There is only so much you can say in 400 or so words – that’s why I am going to dig deeper into the theme of my last column, which presented the general context and statistics for youth unemployment in the economic recession that is unfolding. While there is no silver bullet for fixing this difficult economic situation, there are a number of factors to consider regarding the needs of those disproportionately affected by this global pandemic – young people.
It’s often the case that the voice of young people is not considered when it comes to decision-making. In this respect, it’s perhaps appropriate to begin by sending out a friendly reminder that we have an election around the corner. Unfortunately, the reality is that young people are the group in society least likely to engage in elections. This apathy needs to change and voting must be understood as an act that shows care for the wellbeing of our community and nation. This election is the time to press political parties on their policy addressing the Covid-19 consequences for youth.
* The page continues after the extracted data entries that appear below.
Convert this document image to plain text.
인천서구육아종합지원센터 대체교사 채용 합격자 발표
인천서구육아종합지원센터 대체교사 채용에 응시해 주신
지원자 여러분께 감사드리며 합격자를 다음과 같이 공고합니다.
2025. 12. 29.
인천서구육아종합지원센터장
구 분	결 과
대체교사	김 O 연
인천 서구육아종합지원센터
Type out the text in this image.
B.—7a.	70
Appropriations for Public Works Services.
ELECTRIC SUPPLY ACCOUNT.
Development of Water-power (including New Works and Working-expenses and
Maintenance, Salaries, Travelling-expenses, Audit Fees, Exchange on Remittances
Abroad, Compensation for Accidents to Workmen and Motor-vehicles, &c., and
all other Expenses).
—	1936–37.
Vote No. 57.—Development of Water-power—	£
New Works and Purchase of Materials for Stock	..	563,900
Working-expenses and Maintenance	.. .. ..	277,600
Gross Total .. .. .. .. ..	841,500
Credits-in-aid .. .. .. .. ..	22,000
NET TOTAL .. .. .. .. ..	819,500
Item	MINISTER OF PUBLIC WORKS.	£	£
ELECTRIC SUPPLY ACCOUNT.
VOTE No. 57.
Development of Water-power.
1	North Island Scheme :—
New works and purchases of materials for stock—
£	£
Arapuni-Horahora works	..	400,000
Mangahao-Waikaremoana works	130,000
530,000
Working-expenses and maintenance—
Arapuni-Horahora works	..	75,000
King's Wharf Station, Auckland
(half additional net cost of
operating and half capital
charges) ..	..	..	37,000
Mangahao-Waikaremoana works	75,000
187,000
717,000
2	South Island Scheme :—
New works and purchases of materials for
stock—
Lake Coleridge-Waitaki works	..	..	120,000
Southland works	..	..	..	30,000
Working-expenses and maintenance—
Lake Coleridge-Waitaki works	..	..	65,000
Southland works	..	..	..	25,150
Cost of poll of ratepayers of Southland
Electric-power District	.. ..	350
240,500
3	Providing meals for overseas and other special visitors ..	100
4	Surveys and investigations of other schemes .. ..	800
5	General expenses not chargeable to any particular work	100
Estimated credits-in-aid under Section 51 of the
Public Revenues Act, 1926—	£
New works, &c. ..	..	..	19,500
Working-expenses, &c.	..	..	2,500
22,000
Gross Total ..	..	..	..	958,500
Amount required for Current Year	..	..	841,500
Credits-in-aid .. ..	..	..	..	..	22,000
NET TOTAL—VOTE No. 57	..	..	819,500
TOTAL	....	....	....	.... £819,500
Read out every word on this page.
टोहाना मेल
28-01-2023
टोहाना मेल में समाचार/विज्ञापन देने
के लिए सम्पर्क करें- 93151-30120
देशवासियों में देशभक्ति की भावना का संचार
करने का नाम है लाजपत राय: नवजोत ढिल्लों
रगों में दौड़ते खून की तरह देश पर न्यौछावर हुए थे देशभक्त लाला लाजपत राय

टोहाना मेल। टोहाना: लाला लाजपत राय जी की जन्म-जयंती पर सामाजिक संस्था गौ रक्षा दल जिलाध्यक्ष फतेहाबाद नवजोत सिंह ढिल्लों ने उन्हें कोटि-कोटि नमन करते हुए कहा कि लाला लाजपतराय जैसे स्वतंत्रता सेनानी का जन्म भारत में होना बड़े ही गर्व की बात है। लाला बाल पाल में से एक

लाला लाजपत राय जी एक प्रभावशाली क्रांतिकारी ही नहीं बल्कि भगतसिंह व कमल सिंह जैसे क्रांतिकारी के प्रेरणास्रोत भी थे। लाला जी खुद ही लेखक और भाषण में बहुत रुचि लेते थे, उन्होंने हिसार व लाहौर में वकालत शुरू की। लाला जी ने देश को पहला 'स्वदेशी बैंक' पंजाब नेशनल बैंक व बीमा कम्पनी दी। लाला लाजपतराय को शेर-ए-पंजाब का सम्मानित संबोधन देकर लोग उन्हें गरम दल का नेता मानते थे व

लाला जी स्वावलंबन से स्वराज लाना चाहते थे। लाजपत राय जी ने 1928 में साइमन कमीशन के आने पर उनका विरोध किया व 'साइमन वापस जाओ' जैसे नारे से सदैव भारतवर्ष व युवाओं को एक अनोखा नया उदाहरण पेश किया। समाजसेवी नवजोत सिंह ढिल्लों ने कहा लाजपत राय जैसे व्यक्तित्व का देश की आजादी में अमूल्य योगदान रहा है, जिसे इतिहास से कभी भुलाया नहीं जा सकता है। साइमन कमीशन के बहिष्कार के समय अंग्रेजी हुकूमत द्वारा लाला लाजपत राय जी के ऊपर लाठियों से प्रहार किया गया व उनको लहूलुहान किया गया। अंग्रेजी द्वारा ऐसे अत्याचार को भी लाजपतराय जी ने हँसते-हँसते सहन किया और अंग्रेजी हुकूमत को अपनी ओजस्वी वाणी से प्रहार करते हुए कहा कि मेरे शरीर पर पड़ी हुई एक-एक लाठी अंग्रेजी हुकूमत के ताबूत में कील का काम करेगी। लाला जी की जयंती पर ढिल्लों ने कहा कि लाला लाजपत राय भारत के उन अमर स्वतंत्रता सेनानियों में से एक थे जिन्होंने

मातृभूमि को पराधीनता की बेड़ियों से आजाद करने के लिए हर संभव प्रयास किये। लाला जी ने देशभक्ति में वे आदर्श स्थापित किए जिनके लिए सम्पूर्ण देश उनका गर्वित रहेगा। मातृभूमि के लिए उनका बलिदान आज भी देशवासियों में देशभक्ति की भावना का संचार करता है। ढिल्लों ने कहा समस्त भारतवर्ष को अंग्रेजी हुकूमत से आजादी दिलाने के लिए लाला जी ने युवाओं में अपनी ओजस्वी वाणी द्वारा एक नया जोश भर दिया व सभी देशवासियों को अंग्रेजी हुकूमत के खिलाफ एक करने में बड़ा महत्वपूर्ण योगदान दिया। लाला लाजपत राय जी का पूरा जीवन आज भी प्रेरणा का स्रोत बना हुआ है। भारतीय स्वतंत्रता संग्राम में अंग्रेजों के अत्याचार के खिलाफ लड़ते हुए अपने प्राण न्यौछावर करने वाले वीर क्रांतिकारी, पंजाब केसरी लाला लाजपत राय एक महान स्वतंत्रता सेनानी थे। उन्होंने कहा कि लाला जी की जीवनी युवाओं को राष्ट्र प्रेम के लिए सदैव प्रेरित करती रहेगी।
It is imperative that there is a targeted youth recovery plan to combat persistent youth unemployment and under-employment, which bring such harmful social and economic costs.
A good start for any plan would be to engage. Engage with educators, employers, civil society, youth organisations, and local authorities to shape a policy framework that promotes the long-term needs of young people. And to give credit where it is due, the government’s targeted training and apprenticeship scheme is a positive step in the right direction to help transition to a new pathway in critical industries with no burden of cost.
Another point for consideration is encouraging and facilitating innovation. In recent times young people have demonstrated their passion for protecting and caring for our environment. Why not build on this enthusiasm by providing grant funding for youth- led innovation projects? Often youth have all sorts of ideas, but they need the support to activate them. Let’s help our young change-makers to rise up.
Furthermore, our local youth organisations are doing great work on the ground in our communities to support young people. They could benefit from extra support to further the reach of their valuable services. Democracy is not a spectator sport. Young people – your voice is needed this election as we ride this road to recovery. Elections in their purest form are a contest of ideas. Let’s make sure the ideas promoted are ones that will provide opportunity and inspire confidence in empowering youth for a changing future.